The read more Icelandic books challenge went pretty well until the end of September, when the sudden loss of my job derailed me from my reading plan. During October I read only what I felt like reading at any time, and since I have read most of my Icelandic books and I never went to the library, this only included one Icelandic book. In November I was in India and didn't read any. In December I was back on track, but no more than that. The final tally is 41, which is 36 more than in 2008. This is enough to make me happy even if I didn't complete the challenge, which was to finish 52 Icelandic books in 2009. I am not going to make reading Icelandic books a challenge for 2010, but I will make it my goal to read more of them than I have in recent years.

And the fourth challenge? Well, I finished it, but not without a little cheating. In 2008 I acquired a copy of The Faber Book of Diaries, an anthology of diary entries by different diary writers that spans several centuries. It happens to be arranged in the day-by-day manner of a diary, with 1-2 pages devoted to a day in the lives of anything from one to five writers. I decided to read it in the course of a year, reading each day's entries on the day of the year they describe. This I did, although I didn't take it with me on a few trips I made, and had to read several (and in one case many) day's entries to catch up (thus the cheating). I will be replacing it with the only new year-long challenge I am setting myself: To read one short story or fairy tale per day, for one year. I have a number of TBR short story collections (4 of them big, thick books) and three collections of fairy tales I would like to make headway with, so there is plenty of choice. If I really like the story of the day I will make a mention of it on this blog for others who like to read short stories, but I will (probably) not review any of them.

I will continues to participate in interesting short term and mini-challenges I might think of or come across. Here is one that I am thinking about joining.

Comments

Wow! Your New Year's resolutions are so much more intellectual than mine! I am envious. Do you have many Icelandic books in English that you might consider putting up for Mooch? Because if you do I will surely mooch them--and with good access to several excellent used bookstores here in town I could likely find a number of things on your mooch list (even though you are trying to cut back, there must be books out there that you simply must get your hands on ;-) ). And I know one can designate mooch books for certain people.
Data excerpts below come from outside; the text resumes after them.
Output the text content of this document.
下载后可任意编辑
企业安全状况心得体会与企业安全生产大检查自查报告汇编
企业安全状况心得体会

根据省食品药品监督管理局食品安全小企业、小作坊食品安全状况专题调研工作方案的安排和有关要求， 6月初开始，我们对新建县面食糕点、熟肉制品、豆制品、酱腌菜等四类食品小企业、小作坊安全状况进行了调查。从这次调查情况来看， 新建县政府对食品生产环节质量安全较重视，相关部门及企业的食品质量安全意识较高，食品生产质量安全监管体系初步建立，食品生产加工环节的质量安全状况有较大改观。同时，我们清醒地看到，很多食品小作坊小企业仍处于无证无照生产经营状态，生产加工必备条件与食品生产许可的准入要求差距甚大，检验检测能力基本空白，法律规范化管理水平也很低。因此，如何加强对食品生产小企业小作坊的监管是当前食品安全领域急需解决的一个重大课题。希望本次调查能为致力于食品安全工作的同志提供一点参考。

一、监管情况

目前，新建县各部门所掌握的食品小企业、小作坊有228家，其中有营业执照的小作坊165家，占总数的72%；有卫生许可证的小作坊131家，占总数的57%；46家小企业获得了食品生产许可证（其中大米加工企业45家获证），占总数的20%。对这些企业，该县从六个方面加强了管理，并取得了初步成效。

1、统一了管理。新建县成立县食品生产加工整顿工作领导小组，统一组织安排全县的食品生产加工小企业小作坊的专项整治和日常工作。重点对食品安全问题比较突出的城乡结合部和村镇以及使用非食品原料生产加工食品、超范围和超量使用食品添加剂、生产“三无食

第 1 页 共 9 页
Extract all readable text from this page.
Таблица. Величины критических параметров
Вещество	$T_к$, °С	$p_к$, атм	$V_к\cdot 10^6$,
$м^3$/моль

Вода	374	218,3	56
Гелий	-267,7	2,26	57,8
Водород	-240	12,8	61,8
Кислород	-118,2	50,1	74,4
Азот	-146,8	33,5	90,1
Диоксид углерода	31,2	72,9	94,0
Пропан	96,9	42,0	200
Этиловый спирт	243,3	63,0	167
Something to think about ... my bookmooch want list is full of Icelandic books, so I thought I'd mention it.
I'd like to try to short story world challenge with my high school students.And I'm going to look for the Faber Book of Diaries--sounds fascinating.
My lame resolution

My bookmooch want list
Bibliophile said…
Thanks for the comments, Rose. The Icelandic books I have been reading are all in Icelandic and mostly come from the library, so I will not be putting any up on BookMooch, but I will keep you in mind if I see English translations when I go browsing in the second-hand book shops.
The Faber Book of Diaries IS fascinating, as I am sure you will agree if you do find a copy.